The Effect of Balanced and Imbalanced Dataset for Comparing Machine Learning Models in Cancer Survival Prediction with Poverty Status Data

Michelle Tan; Stephanie Chua; Puteri Nor Ellyza Nohuddin

doi:10.37934/araset.59.1.6577

Authors

Michelle Tan Faculty of Computer Science and Information Technology, University Malaysia Sarawak, 94300 Kota Samarahan, Sarawak, Malaysia
Stephanie Chua Faculty of Computer Science and Information Technology, University Malaysia Sarawak, 94300 Kota Samarahan, Sarawak, Malaysia
Puteri Nor Ellyza Nohuddin Higher Colleges of Technology, Sharjah Women’s College, 79799 Abu Dhabi, United Arab Emirates

DOI:

https://doi.org/10.37934/araset.59.1.6577

Keywords:

Imbalanced dataset, Machine learning, Cancer survival, Prediction

Abstract

This study focuses on the performance of machine learning algorithms on balanced and imbalanced datasets on cancer survival prediction with poverty status data. The intricate relationship between cancer survival and poverty was examined, addressing the pressing concern of cancer's substantial impact on mortality rates and the role of socioeconomic status in exacerbating disparities. Despite extensive examinations of the link between cancer mortality and socioeconomic status, little attention has been directed towards cancer survival rooted in poverty. Moreover, prevailing comparative studies typically focus on singular cancer types, leaving a void in comprehensive insights. This study seeks to bridge this gap by employing machine learning algorithms to predict cancer survival, leveraging data from a dataset extracted from SEER STAT. Five machine learning algorithms, namely, Support Vector Machine, Random Forest, Logistic Regression, Decision Tree, and Naïve Bayes were compared in their performances using balanced and imbalanced data with data from those above and below the poverty line.
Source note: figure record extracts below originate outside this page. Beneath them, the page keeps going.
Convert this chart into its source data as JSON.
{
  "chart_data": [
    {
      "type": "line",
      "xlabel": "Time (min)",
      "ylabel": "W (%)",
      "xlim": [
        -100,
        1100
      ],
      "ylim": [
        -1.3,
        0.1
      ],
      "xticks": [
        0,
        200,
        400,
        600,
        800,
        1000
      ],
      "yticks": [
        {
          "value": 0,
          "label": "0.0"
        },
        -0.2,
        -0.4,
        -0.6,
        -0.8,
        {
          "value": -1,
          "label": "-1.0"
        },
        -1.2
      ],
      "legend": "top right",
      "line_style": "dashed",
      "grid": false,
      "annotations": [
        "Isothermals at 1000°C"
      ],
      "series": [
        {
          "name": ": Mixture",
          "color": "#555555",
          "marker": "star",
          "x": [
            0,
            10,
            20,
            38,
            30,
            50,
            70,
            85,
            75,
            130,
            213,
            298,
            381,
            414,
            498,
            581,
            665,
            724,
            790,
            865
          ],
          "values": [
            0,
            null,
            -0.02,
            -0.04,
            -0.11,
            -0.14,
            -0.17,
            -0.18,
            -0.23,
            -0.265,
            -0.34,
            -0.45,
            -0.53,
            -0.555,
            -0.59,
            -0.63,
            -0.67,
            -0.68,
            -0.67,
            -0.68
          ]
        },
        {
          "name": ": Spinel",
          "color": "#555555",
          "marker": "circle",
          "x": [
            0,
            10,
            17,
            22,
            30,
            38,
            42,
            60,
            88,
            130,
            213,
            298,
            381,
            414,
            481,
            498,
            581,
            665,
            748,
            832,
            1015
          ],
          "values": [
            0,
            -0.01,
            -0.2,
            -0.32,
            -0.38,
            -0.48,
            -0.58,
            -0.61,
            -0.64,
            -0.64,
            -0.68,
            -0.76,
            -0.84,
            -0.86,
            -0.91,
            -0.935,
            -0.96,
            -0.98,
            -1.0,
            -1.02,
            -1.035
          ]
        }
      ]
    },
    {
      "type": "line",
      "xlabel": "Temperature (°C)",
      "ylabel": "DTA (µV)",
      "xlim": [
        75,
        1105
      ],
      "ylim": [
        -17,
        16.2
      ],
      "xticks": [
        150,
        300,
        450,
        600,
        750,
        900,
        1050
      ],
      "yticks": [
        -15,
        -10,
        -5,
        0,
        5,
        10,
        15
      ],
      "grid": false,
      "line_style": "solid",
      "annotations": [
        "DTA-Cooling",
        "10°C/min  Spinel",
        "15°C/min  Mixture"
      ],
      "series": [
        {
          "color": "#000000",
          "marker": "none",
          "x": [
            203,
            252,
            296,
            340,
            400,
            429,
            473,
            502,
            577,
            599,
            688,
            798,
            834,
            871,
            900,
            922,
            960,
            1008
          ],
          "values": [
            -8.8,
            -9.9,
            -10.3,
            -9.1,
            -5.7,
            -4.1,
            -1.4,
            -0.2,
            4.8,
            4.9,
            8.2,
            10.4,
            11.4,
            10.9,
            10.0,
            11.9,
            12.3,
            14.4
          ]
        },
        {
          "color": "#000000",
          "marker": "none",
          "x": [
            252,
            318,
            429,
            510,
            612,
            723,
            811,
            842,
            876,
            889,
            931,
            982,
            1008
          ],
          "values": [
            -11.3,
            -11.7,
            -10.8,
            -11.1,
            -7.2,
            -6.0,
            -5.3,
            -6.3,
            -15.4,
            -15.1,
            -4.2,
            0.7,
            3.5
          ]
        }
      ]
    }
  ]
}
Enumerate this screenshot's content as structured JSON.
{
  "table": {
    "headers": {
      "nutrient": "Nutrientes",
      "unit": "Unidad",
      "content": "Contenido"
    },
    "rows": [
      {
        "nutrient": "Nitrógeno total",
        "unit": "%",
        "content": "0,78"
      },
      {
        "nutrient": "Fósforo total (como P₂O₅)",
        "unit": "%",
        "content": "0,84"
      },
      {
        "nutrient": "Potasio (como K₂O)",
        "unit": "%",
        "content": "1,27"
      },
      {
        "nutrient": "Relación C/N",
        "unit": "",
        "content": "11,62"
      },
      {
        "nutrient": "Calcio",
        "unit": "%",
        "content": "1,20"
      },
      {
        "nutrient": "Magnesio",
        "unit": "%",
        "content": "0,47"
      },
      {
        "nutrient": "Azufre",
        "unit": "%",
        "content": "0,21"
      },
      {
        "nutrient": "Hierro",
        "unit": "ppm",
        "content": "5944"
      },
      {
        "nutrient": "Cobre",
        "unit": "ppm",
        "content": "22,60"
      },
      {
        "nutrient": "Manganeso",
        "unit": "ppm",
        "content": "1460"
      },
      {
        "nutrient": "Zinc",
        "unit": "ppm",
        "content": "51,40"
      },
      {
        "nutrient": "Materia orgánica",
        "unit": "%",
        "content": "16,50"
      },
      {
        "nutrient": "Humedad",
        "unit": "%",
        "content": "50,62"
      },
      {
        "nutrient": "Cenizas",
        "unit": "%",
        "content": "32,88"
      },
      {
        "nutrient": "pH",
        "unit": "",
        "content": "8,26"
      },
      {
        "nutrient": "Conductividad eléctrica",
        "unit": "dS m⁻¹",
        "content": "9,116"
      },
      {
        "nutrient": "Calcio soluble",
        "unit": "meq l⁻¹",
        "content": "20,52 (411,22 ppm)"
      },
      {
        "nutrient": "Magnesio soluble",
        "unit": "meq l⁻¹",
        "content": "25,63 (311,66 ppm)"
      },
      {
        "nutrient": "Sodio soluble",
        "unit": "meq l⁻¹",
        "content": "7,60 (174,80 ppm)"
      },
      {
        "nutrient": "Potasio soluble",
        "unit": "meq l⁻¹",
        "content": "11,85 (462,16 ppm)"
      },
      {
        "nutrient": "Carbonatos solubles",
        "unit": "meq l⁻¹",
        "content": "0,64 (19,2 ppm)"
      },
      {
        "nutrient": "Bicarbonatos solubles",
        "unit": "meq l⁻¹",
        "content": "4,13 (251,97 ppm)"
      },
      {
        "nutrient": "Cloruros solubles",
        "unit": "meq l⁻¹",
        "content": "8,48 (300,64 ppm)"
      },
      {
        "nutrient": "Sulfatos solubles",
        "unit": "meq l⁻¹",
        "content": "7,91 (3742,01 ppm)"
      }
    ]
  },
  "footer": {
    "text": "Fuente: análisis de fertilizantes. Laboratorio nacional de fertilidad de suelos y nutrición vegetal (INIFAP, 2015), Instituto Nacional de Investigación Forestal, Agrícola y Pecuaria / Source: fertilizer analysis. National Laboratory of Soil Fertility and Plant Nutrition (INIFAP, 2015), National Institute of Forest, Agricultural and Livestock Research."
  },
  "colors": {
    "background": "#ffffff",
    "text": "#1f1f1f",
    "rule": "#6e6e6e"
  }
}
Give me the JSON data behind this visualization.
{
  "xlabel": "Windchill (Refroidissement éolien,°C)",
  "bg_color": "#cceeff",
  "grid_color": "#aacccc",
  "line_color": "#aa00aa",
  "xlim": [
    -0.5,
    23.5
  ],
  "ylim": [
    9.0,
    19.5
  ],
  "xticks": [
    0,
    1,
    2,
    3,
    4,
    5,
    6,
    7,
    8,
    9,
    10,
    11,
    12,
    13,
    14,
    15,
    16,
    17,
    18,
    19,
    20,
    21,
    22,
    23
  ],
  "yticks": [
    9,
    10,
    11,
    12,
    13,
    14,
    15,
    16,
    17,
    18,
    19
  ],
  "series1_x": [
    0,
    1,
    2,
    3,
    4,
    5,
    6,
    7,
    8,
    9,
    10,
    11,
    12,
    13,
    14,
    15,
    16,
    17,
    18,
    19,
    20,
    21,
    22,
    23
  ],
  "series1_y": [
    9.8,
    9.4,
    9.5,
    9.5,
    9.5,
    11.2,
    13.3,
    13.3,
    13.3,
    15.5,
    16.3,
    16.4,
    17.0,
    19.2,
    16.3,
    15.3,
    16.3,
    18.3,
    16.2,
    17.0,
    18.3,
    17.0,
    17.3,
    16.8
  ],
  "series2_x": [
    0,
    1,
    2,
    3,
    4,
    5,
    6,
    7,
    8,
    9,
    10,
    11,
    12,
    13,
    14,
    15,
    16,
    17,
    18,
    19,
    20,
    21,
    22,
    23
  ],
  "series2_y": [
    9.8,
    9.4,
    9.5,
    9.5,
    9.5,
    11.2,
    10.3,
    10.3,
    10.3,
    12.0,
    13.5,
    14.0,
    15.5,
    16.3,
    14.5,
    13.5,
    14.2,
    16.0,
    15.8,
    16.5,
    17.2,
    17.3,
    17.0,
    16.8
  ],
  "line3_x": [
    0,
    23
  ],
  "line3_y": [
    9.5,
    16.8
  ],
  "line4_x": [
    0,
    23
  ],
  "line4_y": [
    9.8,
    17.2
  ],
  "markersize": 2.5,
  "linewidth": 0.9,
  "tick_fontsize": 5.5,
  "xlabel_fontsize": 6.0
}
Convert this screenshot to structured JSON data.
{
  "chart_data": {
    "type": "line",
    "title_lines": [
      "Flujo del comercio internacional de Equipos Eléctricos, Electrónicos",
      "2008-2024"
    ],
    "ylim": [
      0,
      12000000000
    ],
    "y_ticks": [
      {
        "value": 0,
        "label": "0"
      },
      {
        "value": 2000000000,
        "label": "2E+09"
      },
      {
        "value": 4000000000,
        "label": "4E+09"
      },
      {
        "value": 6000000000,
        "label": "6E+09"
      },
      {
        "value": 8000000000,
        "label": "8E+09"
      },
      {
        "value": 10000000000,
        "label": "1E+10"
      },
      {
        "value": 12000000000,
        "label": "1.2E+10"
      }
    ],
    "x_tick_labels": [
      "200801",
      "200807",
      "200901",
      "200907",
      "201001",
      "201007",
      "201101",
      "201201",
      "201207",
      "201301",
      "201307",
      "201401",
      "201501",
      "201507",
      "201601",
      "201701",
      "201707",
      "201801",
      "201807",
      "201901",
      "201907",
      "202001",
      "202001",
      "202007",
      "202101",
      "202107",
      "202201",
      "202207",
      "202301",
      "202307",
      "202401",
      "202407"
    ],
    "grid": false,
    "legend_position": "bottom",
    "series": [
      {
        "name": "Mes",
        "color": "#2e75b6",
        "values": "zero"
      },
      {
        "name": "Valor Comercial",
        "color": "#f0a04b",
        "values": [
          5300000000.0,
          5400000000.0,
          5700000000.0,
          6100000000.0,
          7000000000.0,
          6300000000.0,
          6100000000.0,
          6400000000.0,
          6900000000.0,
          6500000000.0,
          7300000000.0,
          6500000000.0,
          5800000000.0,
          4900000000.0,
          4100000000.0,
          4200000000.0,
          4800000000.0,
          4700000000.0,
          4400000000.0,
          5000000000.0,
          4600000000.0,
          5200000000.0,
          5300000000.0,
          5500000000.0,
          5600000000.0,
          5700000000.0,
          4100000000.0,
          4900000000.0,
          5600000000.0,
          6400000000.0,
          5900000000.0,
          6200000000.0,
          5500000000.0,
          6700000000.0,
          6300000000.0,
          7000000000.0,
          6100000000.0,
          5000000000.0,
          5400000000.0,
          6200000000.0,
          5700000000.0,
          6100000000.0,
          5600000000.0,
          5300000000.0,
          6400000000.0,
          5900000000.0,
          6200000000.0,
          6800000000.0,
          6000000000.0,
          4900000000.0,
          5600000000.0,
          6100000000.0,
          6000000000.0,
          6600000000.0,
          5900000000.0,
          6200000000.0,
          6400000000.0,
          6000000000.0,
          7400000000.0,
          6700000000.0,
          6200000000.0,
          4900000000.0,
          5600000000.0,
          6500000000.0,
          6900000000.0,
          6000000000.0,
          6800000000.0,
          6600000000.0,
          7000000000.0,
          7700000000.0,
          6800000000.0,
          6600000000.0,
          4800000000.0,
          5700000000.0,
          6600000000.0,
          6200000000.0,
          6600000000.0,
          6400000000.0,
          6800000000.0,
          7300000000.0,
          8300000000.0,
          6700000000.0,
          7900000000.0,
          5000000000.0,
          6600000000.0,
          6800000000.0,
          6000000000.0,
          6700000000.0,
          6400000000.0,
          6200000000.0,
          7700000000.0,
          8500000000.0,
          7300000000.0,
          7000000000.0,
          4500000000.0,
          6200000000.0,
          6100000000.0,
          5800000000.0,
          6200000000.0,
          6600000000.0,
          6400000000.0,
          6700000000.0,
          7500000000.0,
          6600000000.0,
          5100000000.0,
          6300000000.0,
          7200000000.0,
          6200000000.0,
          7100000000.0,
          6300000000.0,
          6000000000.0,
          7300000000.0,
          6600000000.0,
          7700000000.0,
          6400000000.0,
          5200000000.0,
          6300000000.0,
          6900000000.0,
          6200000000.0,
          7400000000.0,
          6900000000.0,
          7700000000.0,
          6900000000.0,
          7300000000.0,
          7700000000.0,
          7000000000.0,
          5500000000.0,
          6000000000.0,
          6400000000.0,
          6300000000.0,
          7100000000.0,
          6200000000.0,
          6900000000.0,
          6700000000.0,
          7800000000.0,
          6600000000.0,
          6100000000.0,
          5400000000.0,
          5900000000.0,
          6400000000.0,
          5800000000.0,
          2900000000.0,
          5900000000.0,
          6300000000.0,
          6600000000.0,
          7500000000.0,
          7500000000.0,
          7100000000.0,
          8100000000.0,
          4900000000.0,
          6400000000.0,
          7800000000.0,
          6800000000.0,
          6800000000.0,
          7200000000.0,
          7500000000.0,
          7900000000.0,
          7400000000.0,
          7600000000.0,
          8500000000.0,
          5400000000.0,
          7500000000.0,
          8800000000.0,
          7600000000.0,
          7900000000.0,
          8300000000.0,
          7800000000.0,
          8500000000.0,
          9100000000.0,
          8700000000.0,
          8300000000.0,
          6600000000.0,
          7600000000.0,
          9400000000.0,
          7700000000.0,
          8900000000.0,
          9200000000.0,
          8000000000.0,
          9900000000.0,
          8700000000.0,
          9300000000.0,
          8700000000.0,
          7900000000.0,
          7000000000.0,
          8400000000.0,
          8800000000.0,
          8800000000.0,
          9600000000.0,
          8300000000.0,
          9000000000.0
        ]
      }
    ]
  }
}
This study delved into class-balancing techniques to mitigate biases arising from imbalanced data, particularly in the context of poverty. The result showed that Support Vector Machine, Random Forest, Logistic Regression, and Naïve Bayes demonstrated stable and excellent performance in dealing with both balanced and imbalanced datasets. However, the performance of the Decision Tree was less satisfactory in this context.